The UK and Japan have signed a Reciprocal Access Agreement (RAA) that will expedite security and defence cooperation between the two nations.

The bilateral agreement was finalised during Japanese Prime Minister Fumio Kishida’s visit to London on 11 January, where he met his British counterpart, Rishi Sunak.

The defence agreement involves the establishment of rules related to joint legal and logistics concerns that will lay the foundation for increasing bilateral military exchanges and training.

The RAA will further allow the two nations to deploy their armed forces in one another’s countries. 

Sunak said: “In the past 12 months, we have written the next chapter of the relationship between the UK and Japan, accelerating, building, and deepening our ties.
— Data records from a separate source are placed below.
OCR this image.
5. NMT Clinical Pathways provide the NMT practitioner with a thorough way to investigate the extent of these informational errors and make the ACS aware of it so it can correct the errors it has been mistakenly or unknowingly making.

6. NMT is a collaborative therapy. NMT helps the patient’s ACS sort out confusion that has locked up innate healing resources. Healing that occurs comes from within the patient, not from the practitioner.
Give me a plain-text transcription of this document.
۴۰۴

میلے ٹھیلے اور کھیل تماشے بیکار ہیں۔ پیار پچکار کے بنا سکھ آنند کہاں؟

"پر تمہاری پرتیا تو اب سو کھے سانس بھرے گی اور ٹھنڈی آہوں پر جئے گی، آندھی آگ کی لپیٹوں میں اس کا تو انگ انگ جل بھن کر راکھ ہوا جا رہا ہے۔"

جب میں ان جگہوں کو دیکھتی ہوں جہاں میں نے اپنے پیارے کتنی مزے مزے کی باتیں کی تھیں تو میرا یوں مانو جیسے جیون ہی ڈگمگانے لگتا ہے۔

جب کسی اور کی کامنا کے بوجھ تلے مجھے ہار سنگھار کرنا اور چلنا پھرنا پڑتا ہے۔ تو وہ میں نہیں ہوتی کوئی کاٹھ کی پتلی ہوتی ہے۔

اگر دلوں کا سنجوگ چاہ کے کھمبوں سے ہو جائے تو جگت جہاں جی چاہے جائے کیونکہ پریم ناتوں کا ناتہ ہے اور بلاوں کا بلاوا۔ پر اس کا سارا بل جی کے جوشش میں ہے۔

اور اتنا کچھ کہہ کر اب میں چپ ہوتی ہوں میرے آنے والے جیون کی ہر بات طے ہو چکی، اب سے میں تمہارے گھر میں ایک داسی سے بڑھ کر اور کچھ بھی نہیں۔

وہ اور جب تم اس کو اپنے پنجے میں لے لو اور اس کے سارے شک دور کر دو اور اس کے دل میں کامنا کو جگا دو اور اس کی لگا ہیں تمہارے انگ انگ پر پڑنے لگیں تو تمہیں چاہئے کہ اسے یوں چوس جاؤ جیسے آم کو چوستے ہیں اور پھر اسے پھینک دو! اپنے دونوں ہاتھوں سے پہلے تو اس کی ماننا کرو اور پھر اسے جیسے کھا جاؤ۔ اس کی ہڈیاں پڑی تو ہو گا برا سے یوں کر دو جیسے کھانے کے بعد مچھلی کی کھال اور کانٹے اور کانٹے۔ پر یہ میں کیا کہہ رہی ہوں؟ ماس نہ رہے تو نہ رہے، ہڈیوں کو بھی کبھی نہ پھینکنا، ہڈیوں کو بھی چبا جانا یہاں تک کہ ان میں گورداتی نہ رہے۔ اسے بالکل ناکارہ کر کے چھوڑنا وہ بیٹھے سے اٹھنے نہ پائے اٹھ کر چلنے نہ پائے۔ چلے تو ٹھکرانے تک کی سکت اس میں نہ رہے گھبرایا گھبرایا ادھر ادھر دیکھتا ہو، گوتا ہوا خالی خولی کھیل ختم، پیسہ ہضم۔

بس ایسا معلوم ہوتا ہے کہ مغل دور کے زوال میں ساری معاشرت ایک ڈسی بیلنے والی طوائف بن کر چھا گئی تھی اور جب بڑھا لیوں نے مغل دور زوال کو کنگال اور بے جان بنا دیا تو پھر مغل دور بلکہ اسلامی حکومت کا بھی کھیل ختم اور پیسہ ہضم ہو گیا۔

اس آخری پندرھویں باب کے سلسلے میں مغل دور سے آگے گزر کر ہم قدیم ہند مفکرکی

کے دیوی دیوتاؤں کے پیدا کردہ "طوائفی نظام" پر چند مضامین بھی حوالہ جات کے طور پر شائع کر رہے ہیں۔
“This RAA is hugely significant for both our nations, it cements our commitment to the Indo-Pacific and underlines our joint efforts to bolster economic security, accelerate our defence cooperation, and drive innovation that creates highly skilled jobs.”

The pact is claimed to be one of the UK’s ‘strategic tilts’ to Asia to stand up against the increasing assertiveness of China in the Indo-Pacific.

It will strengthen the UK’s commitment to secure the Indo-Pacific region, enabling the two nations’ forces to plan and execute more complex and large-scale military exercises in the area. 

The latest signing comes a month after Japan announced its participation in the UK’s Global Combat Air Programme. 

In a tweet, Kishida said: “The Japan-UK Facilitation Agreement was signed with the UK. This is the foundation of defence cooperation between Japan and the UK and is extremely significant. It is my hope that this agreement will promote security and defence cooperation between Japan-UK and that progress will be made toward the realisation of a free and open Indo-Pacific.”